The biggest problem I had with the game was how the gameplay affected the story. They let you know about halfway through the game that killing people turns the story dark at the end. Fuck that shit! Killing these enemies just makes sense. A: it’s mostly self-defense because if any of them see you, they will try to kill you. B: it makes the game easier because you don’t have to keep watching out for them after they’re dead. C: it’s more fun! All I heard about this game before I bought it was that it was basically about cutting throats. That is literally all I knew about it before I played it. Then you’re going to punish me by making me corrupt an innocent little girl and make everyone hate me and be shitty to me because I played the game the way that makes sense? Fuck you! The Spiderman game I’m playing now doesn’t punish me for webbing people and punching them in the face. Assassin’s Creed doesn’t wag its finger at you for stabbing the people that deserve it with your wrist blades. I understand punishing me for killing innocents, but I wasn’t doing that.
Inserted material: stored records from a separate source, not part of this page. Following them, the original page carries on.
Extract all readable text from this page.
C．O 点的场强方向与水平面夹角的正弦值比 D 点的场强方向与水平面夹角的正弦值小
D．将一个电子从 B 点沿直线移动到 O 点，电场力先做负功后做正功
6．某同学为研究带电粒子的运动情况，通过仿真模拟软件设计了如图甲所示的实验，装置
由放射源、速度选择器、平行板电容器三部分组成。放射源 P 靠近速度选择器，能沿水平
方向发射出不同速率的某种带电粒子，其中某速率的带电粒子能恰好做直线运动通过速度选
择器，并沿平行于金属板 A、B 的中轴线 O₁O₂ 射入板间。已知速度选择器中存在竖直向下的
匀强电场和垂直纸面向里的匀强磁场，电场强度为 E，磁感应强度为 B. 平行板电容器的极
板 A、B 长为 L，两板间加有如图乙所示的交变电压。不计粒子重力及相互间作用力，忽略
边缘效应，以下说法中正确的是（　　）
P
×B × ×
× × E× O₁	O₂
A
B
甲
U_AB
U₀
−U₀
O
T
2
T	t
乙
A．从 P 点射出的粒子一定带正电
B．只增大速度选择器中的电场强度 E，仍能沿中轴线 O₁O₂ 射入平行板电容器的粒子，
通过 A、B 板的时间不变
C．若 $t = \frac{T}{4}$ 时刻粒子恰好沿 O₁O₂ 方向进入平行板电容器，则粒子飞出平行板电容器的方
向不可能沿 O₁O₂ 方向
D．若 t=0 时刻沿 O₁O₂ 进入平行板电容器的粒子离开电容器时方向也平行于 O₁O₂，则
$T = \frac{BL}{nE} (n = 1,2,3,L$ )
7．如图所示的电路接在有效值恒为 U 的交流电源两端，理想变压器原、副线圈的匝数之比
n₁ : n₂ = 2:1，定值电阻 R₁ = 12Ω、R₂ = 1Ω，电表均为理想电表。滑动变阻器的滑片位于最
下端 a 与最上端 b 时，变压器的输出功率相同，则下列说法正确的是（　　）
At the end of the game, the formerly nice boat driver that took me to my missions was so shitty to me he pretty much said he hopes I get killed, and just to help that along he’s going to fire his gun to get the attention of everyone on the island before he departed. And Emily is drawing pictures of me standing atop a mountain of corpses with a sword dripping with blood as she talks about how she’ll kill anyone that opposes her when she becomes Empress.

I don’t have very much to say about the look of the game. It looks good. I had no complaints. It’s just a Bioshock-esque steampunk world, but it’s so bland and dark to set the mood that it ends up being visually disinteresting and adding to the boredom I already had for the game.

This is also not a great game for achievements. I’m leaving the game with just over 300. Most of the achievements are for completing missions without killing anyone and without getting spotted. I find that course of action too frustrating and boring to actually make an attempt at it. I probably would if I found the game more interesting, but I just don’t care. I was vaguely interested in finding out what would happen to the ending if I had played this game the shitty way, but that question could be answered by a quick trip to YouTube. It wasn’t worth it.

Dishonored suffered from the high expectations set by the people I know. Seems to be a running theme in some of my reviews, doesn’t it? This game was okay, but certainly not as spectacular as some people acted like it was. The story was pretty good if you’re into that kind of thing, and the gameplay is fine but in no way innovative. But I’ll tell you what no one told me: this game is, in fact, not at all about stabbing people and slicing throats. Go into the game with that idea and the game will hate-fuck your skull. Instead, play this game if you like falling asleep while waiting in the shadows to hug someone that’s trying to kill you until they fall asleep and you can move on. That’s how the game wants you to play it. Also, I guess the other option is to just not play it. I’d recommend that one. Especially with it still at $60. I paid $25 for it and I didn’t think it was worth it. But I am going to trade it in for $15 dollars, so I recommend buying it when you can find it for $10. Dishonored gets “It can take one to sublime heights or harrowing depths” out of “Are you chasing something, or running away?”